The ruling came in the case of a man convicted of raping his stepdaughter in St. Louis.
On appeal, Leonard Taylor argued that his conviction should be overturned because the judge did not allow his attorney to argue that prosecutors had not proved the rape occurred in the city rather than St. Louis County.
The Supreme Court said in a unanimous opinion that the venue where an offense occurred is not subject to the same element of proof during trial as the crime itself.
Taylor’s attorney had claimed that the standard jury instructions approved by the Supreme Court require prosecutors to prove, as an element of the offense, that a crime occurred in the county where the trial is held.
But the Supreme Court essentially struck down its own jury instructions. The court noted that the law making rape a crime does not require the location to be proved beyond a reasonable doubt.
A trial generally does occur in the county where a crime occurred, unless a defendant asks for it to be moved elsewhere.
But prior court decisions have created “the misconception that proper venue is a prerequisite for a valid judgment,” Judge Michael Wolff wrote in Tuesday’s decision.
If a defendant believes the trial is being held in the wrong county, he or she should ask a judge to move the case elsewhere. But an objection to the trial location cannot wait until the trial already has begun, the court said.

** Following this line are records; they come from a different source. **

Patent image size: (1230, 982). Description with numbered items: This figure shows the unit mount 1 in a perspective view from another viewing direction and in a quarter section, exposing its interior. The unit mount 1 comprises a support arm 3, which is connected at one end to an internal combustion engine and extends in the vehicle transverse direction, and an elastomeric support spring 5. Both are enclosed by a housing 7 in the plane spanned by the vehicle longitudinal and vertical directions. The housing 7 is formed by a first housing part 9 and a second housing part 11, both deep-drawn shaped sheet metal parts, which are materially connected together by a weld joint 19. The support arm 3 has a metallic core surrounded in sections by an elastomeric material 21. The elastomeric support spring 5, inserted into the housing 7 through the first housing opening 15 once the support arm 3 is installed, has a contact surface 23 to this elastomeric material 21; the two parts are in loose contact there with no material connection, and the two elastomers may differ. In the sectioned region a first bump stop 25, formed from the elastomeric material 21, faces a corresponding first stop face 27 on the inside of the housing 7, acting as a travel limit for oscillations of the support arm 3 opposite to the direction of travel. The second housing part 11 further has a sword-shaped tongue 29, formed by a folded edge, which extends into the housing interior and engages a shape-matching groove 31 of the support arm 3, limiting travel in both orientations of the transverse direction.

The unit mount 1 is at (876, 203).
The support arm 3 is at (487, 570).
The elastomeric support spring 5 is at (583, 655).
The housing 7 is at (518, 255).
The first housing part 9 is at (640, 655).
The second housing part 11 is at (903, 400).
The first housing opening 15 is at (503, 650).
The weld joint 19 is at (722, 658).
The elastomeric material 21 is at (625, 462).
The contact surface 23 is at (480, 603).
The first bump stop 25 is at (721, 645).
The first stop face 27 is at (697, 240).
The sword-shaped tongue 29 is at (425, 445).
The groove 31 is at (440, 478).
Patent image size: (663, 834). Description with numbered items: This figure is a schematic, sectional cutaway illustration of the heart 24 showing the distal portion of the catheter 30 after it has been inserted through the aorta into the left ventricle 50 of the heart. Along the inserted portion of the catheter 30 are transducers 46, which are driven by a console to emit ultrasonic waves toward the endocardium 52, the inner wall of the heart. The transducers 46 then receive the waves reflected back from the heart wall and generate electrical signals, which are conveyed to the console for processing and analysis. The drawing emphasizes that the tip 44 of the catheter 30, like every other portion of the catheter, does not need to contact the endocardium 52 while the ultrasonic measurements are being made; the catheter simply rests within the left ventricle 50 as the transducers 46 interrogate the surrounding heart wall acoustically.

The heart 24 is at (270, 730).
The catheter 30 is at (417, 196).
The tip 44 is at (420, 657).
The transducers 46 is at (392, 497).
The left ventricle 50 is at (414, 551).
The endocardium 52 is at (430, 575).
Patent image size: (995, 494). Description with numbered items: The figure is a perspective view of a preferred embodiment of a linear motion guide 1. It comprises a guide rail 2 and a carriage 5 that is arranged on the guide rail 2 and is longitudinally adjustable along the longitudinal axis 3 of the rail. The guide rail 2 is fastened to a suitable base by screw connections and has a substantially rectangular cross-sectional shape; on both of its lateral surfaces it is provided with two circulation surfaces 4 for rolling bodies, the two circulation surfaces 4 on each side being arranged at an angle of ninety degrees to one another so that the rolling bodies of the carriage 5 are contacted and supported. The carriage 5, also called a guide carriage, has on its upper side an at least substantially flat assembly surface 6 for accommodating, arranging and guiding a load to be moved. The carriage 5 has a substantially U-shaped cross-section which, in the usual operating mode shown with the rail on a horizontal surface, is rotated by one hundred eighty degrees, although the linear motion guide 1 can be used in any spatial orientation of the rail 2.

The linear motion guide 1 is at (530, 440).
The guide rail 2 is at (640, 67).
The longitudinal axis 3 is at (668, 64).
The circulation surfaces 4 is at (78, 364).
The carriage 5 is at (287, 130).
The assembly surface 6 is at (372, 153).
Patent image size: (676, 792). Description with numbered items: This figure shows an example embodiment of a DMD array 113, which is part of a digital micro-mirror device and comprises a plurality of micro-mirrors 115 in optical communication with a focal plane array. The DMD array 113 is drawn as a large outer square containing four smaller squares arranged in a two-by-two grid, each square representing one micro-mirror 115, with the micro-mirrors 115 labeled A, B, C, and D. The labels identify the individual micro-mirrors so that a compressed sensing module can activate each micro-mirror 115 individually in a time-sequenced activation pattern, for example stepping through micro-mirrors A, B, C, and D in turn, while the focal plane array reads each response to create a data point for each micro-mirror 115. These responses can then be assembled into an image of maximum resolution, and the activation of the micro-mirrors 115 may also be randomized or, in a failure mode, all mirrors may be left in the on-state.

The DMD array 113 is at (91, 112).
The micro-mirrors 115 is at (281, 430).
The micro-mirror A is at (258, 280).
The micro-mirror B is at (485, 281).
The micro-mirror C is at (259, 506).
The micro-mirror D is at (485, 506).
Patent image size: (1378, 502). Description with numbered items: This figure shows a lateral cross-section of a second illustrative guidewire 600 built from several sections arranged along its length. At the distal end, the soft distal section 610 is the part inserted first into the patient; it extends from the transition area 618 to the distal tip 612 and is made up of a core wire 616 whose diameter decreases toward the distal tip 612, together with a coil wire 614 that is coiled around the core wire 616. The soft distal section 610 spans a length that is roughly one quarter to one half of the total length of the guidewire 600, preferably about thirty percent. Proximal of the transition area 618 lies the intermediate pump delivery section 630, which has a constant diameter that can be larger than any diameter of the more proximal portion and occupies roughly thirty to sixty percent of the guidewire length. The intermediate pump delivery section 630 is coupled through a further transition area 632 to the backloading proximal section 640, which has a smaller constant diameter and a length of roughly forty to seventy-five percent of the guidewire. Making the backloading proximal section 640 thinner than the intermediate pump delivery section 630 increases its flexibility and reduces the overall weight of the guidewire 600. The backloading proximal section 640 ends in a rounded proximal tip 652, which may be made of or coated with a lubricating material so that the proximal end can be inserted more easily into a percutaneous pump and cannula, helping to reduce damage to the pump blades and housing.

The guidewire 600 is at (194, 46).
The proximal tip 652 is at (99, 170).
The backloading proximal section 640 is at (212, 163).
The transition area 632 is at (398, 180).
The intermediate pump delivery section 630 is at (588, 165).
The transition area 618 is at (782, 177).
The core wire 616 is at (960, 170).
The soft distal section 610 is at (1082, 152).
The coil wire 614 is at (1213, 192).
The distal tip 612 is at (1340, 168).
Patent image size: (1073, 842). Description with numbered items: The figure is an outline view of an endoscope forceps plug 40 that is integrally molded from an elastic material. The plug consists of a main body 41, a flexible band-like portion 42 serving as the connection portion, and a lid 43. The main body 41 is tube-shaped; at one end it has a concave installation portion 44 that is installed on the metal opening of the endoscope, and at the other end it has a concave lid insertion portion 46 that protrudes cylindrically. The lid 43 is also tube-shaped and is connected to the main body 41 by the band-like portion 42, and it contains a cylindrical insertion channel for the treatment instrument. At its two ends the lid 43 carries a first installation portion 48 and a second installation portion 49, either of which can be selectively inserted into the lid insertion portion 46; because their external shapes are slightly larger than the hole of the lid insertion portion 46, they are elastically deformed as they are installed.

Taylor was convicted of a rape that occurred in July 2000 in a vehicle in the parking lot of an abandoned store, though the victim did not tell police about it until December 2004, according to court documents.
Police drove around the city and county with the victim, asking her to try to identify the location where the incident occurred. At trial, the victim did not identify a specific place but testified that the rape did occur in St. Louis.